Saturday, August 8, 2009

This Head Movie Makes My Eyes Rain

Ok. So I had this epic plan of keeping a daily journal in England right? And then like, I would just post those daily journals everyday for a week on this blog.

Yeah.

No. That didn't work. My daily EnglandJournal turned into dates, and a list of bulleted reminders...which included the following:

  • COCKFOSTERS!
  • WaggleDance at COCKFOSTERS!
  • Kings Arms, wilting cigarette.
  • The Globe-River of Blood.
  • Soulless Julius Caesar
  • Don't get in Ophelia's Boat!
  • "Pardon me sir, but you're not speaking with any consonants." "WHUAH?"
  • "Do you know Mickey Rourke? You know what he did? He's a fuckin' boxer man, a boxer!
  • Don't give up on your dreams...do what you dream!"
  • Butt rubber.
  • Johnny Depp at New Theatre in 2010, think of scurvy, think of pirates, think of Johnny.
  • "I've sent my boy with a sample of my water!"
  • "At some point it became about protecting the fries."
  • Absinthe-licorice on fire.

Anti-Foolishness Campaign

....and the list goes on. But, to sum up...if you are my FB friend you can look at all the amazing pictures. If not...imagine if you will the best 12 days of my nerdy, NERDY, tudor history/shakespeare obsessed life.

It was a surreal experience, which I will never, never forget. What a delight. I spent much of the trip crying because I was so overwhelmed. One of the other students asked why this was, and the only way I could describe it was by saying that actually being at these places I'd studied, loved, read about...was like reaching out and touching a thought...holding a dream in your hand.

Powerful shit dudes.
S
o sorry it has taken me so long to get back on track, but as soon as I got back it was IMMEDIATELY back to work, and then I got HAMTHRAX.

No. Not really....just bronchitis.

But it would've been WAY more interesting if I was all "OMG I HAVE PORK SNUFFLES."
So, I am slowly but surely recovering.

However, the library crazies wait for no one.

My second day back, we had a new crazy lady come in. She also was the victim of a bad weave.
So she comes in, and wants to get on a computer. But before she can do this, she goes up to the circulation desk and DEMANDS everyone's name. Let me paint a picture for you:
It's 10AM and we have literally just opened. She plows in, bad weave, in a patterned mu-mu and flip flops, carrying a giant dirty bag full of papers and folders. She stomps up to the circulation desk and starts demanding people's names. First and last.

Now, as government employees we are mandated to give out our name if we are asked, unless the person appears threatening. So one staffer is all "um, why do you need my name?"
BadWeave: I WILL SUBPOENA YOU! I WILL SUBPOENA YOU FOR YOUR NAME. I'm an ATTORNEY. Call! CALL THE DEPARTMENT OF JUSTICE. They'll know! You can ask THEM why I need your name!

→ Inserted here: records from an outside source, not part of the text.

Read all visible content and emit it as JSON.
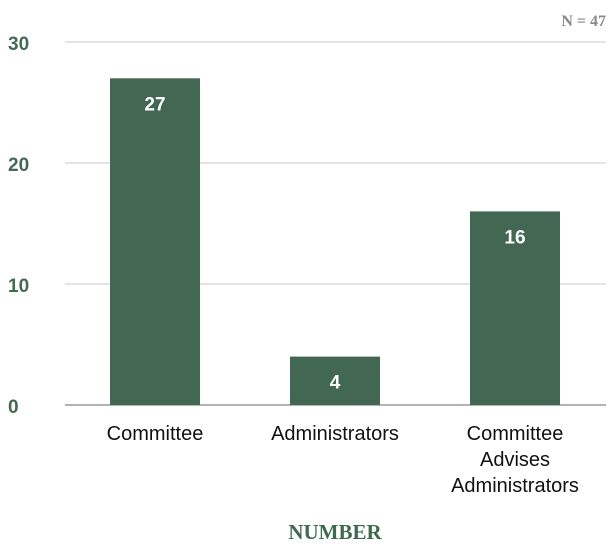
{
  "chart_data": {
    "type": "bar",
    "categories": [
      [
        "Committee"
      ],
      [
        "Administrators"
      ],
      [
        "Committee",
        "Advises",
        "Administrators"
      ]
    ],
    "values": [
      27,
      4,
      16
    ],
    "data_labels": [
      "27",
      "4",
      "16"
    ],
    "xlabel": "NUMBER",
    "ylabel": "",
    "ylim": [
      0,
      30
    ],
    "yticks": [
      "0",
      "10",
      "20",
      "30"
    ],
    "annotation": "N = 47",
    "grid": true,
    "legend": "none",
    "colors": {
      "bar": "#426753",
      "tick_text": "#456a52",
      "axis_title": "#3e6b4e",
      "gridline": "#c8c8c8",
      "baseline": "#9a9a9a",
      "annotation": "#8a8a8a"
    }
  }
}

So she continues to act up, shouting down the length of the library...
BadWeave: REFERENCE! REFERENCE! It is not recognizing my number.

Then Babs has to get involved as she happens to be in charge on this day, because the lady is like continually demanding people's names.

And BadWeave like whips a dirty ass notebook out of her dirty ass bag with like all sorts of phone numbers in it saying that Babs needs to call the Justice Department and THEY will know why she needs all our names. She also told Babs that she was an attorney...
BadWeave: I'm an attorney. ANNE. ANNE EINSTEIN. Like ALBERT.
So of course, Babs looks her up....not an attorney.

Obviously.

And the phone number she gave for the Justice Department was in fact to the head of the continuing education department.

Anyway.

So she's all belligerent but manages to be UnCrazy enough to get on her email (which is more than can be said for many perfectly sane library patrons) and then leaves.
She is then found in the parking lot writing down every single license plate number.
Then, she comes back in, sits by the trash can and rips all her papers up into tiny pieces and throws them away.

Said papers? COVERED IN LICENSE PLATE NUMBERS.

I mean, like I get it. Crazies. They can't help it.

But like, we are not TRAINED to deal with mentally ill people. Like this woman was going APESHIT. I mean what is she just lost it and pulled out her weave and threw it at Babs? Like who knows dude. But all I know is that I went to school to help people research and design library collections. I did NOT go to school to learn how to diffuse mentally ill folks who ride the marta line up and down all day spreading the crazy.